Hard credit inquiries by consumers reflect consumer credit demand. Looking at the difference between the actual number of consumers credit inquiries and the expected number of inquiries can provide an estimate of the change of consumer credit demand. Based on this data, the report found that: (1) all kinds of consumer loan products underwent a massive decline in demand. Auto loans fell the most (52.4%), followed by credit card (39.7%) and housing loan inquiries (26.9%);

(2) Consumers with different credit levels were affected differently. Interestingly, consumers with the highest credit ratings rely the least on consumer credit and experienced the greatest decline in demand for credit. Consumers with the near-prime credit level are more dependent on consumer credit, and their decline in demand was the least.

(3) There is a negative correlation between the decline of consumer credit and the severity of the epidemic. The more severely affected the region, the more severe the decline in consumer credit. The correlation coefficients between the decrease of auto loan and house loan and the severity of the epidemic were -0.47 and -0.53, respectively.

(4) The decline of consumer credit is also negatively correlated with the unemployment rate. The higher the unemployment rate, the more consumer credit falls. The correlation coefficients between the decrease of auto loan and housing loan and the severity of the epidemic reached -0.60 and -0.37, respectively.

The decline in consumer credit may come from both consumer demand and the tightening of supply by credit institutions.
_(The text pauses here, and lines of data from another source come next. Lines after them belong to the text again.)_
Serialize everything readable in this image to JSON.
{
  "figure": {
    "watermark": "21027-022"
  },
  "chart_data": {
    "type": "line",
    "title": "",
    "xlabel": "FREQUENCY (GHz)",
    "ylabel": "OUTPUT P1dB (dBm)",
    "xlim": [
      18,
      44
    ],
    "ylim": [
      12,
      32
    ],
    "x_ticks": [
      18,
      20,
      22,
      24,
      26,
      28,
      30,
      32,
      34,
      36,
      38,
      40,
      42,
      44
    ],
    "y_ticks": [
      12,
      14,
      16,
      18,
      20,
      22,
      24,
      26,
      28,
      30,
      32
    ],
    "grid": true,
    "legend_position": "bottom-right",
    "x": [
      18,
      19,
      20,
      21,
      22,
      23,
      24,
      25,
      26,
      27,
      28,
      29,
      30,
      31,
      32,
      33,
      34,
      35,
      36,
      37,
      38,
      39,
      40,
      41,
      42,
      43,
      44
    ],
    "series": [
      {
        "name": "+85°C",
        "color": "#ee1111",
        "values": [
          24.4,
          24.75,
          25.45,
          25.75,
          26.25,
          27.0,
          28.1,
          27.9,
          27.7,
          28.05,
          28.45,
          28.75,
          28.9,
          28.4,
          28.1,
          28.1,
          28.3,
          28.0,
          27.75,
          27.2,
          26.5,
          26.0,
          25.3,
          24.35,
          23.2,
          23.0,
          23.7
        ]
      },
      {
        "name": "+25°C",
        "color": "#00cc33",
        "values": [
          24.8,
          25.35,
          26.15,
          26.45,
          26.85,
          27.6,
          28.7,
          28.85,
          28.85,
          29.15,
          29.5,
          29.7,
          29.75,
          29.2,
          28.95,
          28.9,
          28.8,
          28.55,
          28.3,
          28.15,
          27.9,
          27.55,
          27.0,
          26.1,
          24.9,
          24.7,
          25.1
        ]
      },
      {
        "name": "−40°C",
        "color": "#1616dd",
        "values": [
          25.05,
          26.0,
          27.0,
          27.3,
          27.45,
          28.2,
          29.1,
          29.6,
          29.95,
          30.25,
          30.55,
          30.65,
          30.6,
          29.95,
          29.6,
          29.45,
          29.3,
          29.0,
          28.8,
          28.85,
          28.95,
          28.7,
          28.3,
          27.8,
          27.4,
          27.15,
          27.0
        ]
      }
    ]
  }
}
As COVID-19 increased uncertainty about future earnings, consumers reduced spending and demand for consumer credit fell. The most obvious is that consumers with the highest credit ratings, who are the least dependent on consumer credit, showed the greatest decline in demand for credit. Subprime consumers who are more dependent on consumer credit showed the least decline in credit demand. Lenders' worries about consumers' ability to repay their debts in the future is also likely to reduce the supply of consumer credit. The relationship between the severity of the epidemic, unemployment and falling demand for credit supports this view.

Product characteristics also partly explain the decline in consumer credit. Cars are more reliant on offline sales and have higher payouts, leading to the sharpest fall in credit. Credit cards, a tool for smoothing consumer spending, fell by the same amount during the epidemic, except for those with the best credit. Homes, which cost more but take longer to make a purchase decision, fell the least.

Consumer credit in China was also affected by the serious pandemic outbreaks. During the first quarter of 2020, net profit for home credit consumer finance fell 90% in China. Analyzing the impact of COVID-19 in the United States on consumer credit could help us understand how the pandemic has affected consumer credit markets.